Spéculation et couverture pourront être poursuivies, à des degrés divers, par les différents acteurs de la filière. Le négociant est un intermédiaire dans le processus de commercialisation des marchandises entre le producteur et l’utilisateur industriel. Il peut soit acheter le produit directement au producteur (pays, exportateur ou autre) et le vendre à l’industriel, soit vendre et acheter à d’autres négociants (marché secondaire). La répartition géographique des partenaires commerciaux est très variée, aussi bien à l’achat qu’à la vente. Dans le secteur du café comme pour la plupart des commodities négociées internationalement, le moyen de transport utilisé depuis les origines est le navire. Le stockage est nécessaire, mais l’activité principale du négociant est d’embarquer du café qui sera pris en charge dans le port de destination par un des industriels, qui l’aura déjà acheté. Cet intermédiaire dans le processus de commercialisation du produit a un rôle primordial, puisqu’il assure la compatibilité dans le temps et dans l’espace des flux d’offre et de demande engendrés par les agents à l’amont et à l’aval de la filière (Marquet, 1992). Les vendeurs cherchent, en fonction de leurs anticipations, à vendre au prix le plus haut possible, à l’inverse, les acheteurs, attendront le prix le plus bas possible. Si ces agents ont globalement les mêmes anticipations quant aux évolutions de marché, la négociation commerciale directe sera de toute évidence difficile et ils devront être réconciliés par le négociant qui, grâce à sa stratégie de couverture, pourra acheter au prix élevé souhaité par le producteur et revendre au prix bas souhaité par l’utilisateur tout en s’assurant d’une marge d’intermédiation positive, bien que faible. Au vu de ses éléments, on se rend compte que le négociant achètera de la marchandise sans l’avoir encore vendue ou inversement. Il se trouve donc, à une date donnée, long ou court de physique pour telle origine, telle échéance, telle destination, etc. La rémunération du négociant est une rémunération pour tous les risques qu’il prend en servant d’intermédiaire. Et il dispose d’instruments qui lui permettent de gérer ces risques, en particulier le risque de variation de prix (vendre plus bas que ce que l’on a acheté).

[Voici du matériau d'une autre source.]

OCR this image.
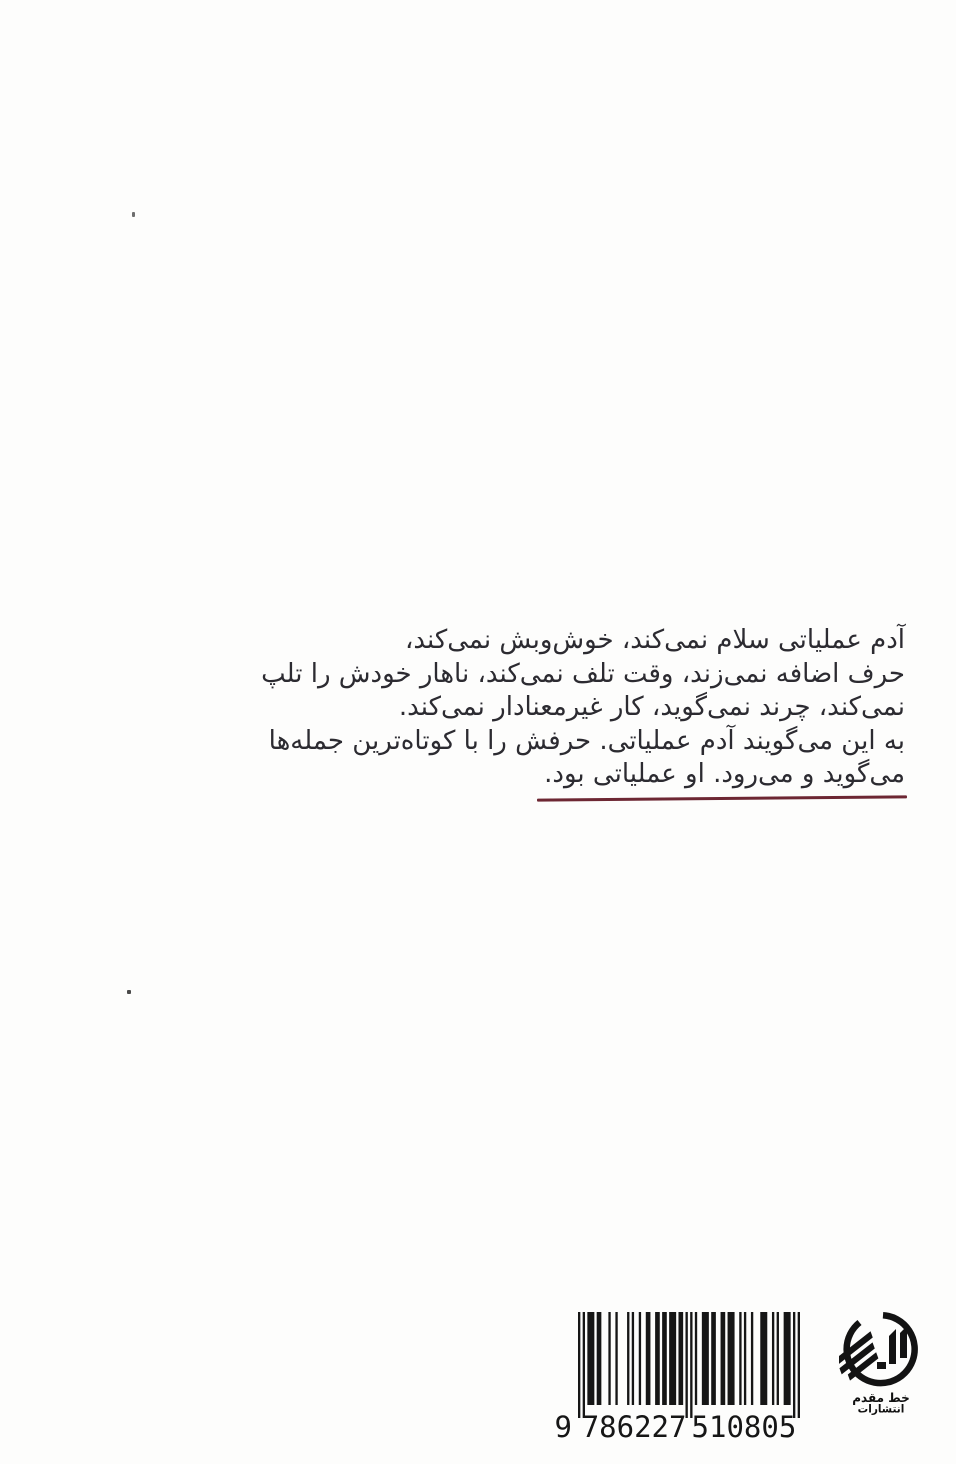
آدم عملیاتی سلام نمی‌کند، خوش‌وبش نمی‌کند،
حرف اضافه نمی‌زند، وقت تلف نمی‌کند، ناهار خودش را تلپ
نمی‌کند، چرند نمی‌گوید، کار غیرمعنادار نمی‌کند.
به این می‌گویند آدم عملیاتی. حرفش را با کوتاه‌ترین جمله‌ها
می‌گوید و می‌رود. او عملیاتی بود.
9 786227 510805
خط مقدم
انتشارات
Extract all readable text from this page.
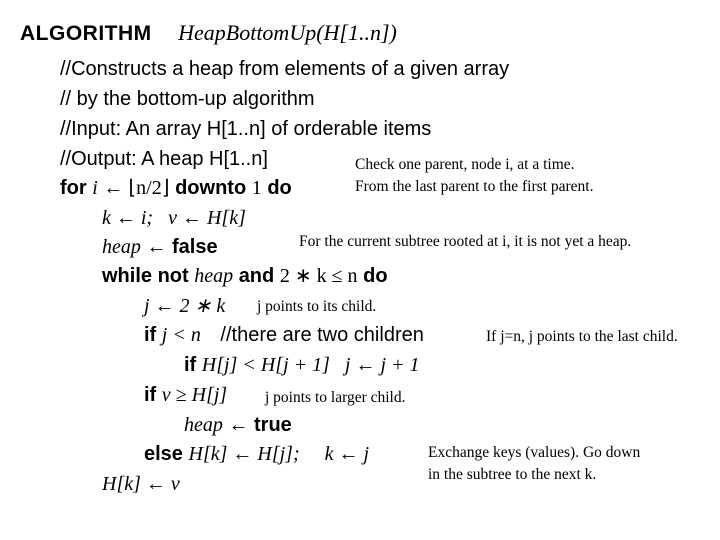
ALGORITHM HeapBottomUp(H[1..n])
//Constructs a heap from elements of a given array
// by the bottom-up algorithm
//Input: An array H[1..n] of orderable items
//Output: A heap H[1..n]
for i ← ⌊n/2⌋ downto 1 do
k ← i;   v ← H[k]
heap ← false
while not heap and 2 ∗ k ≤ n do
j ← 2 ∗ k
if j < n //there are two children
if H[j] < H[j + 1]   j ← j + 1
if v ≥ H[j]
heap ← true
else H[k] ← H[j];     k ← j
H[k] ← v
Check one parent, node i, at a time.
From the last parent to the first parent.
For the current subtree rooted at i, it is not yet a heap.
j points to its child.
If j=n, j points to the last child.
j points to larger child.
Exchange keys (values). Go down
in the subtree to the next k.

Les spéculateurs sont présents sur les marchés financiers de commodities en raison de l’effet de levier que les contrats à terme, comme la plupart des produits dérivés offrent et par les perspectives de profit que celui-ci autorise. De façon très classique, ils achètent ou vendent une certaine quantité d’une marchandise s’ils prévoient l’augmentation ou la réduction de son prix, tout en acceptant le risque de perdre de l’argent si l’évolution est ne leur est pas favorable. On se saurait de ce point de vue dissocier la présence de spéculateurs sur un marché future des questions d’organisation de filière et de partage des risques. Supposer qu’un marché future pourrait fonctionner sans spéculateur reviendrait à faire l’hypothèse déraisonnable qu’au sein d’une filière donnée les opérateurs commerciaux (producteurs et utilisateurs) s’équilibrent naturellement. A défaut de cela en effet, un excès durable de positions shorts (longues) sur le marché future conduirait à une baisse (hausse) des prix futures, annihilant de ce fait l’intérêt d’une couverture sur ce marché pour les producteurs (utilisateurs). La présence de spéculateur est, en cela, indispensable au bon fonctionnement du marché, mais si elle implique, comme les développements récents (avant 2014) des marchés de matières premières en attestent. Notons enfin que, contrairement à la définition donnée par le Vernimmen, la spéculation ne résulte pas nécessairement d’une démarche active. Un producteur qui ne se couvrira pas alors qu’il disposerait des conditions pour le faire postule, s’il est rationnel, que le risque intrinsèque auquel il est soumis tournera à son avantage et fait donc le pari –risqué- que les prix vont augmenter. Il en va de même pour l’acheteur de telle sorte que ne pas se couvrir face à un risque peut être assimilé à une opération de spéculation passive.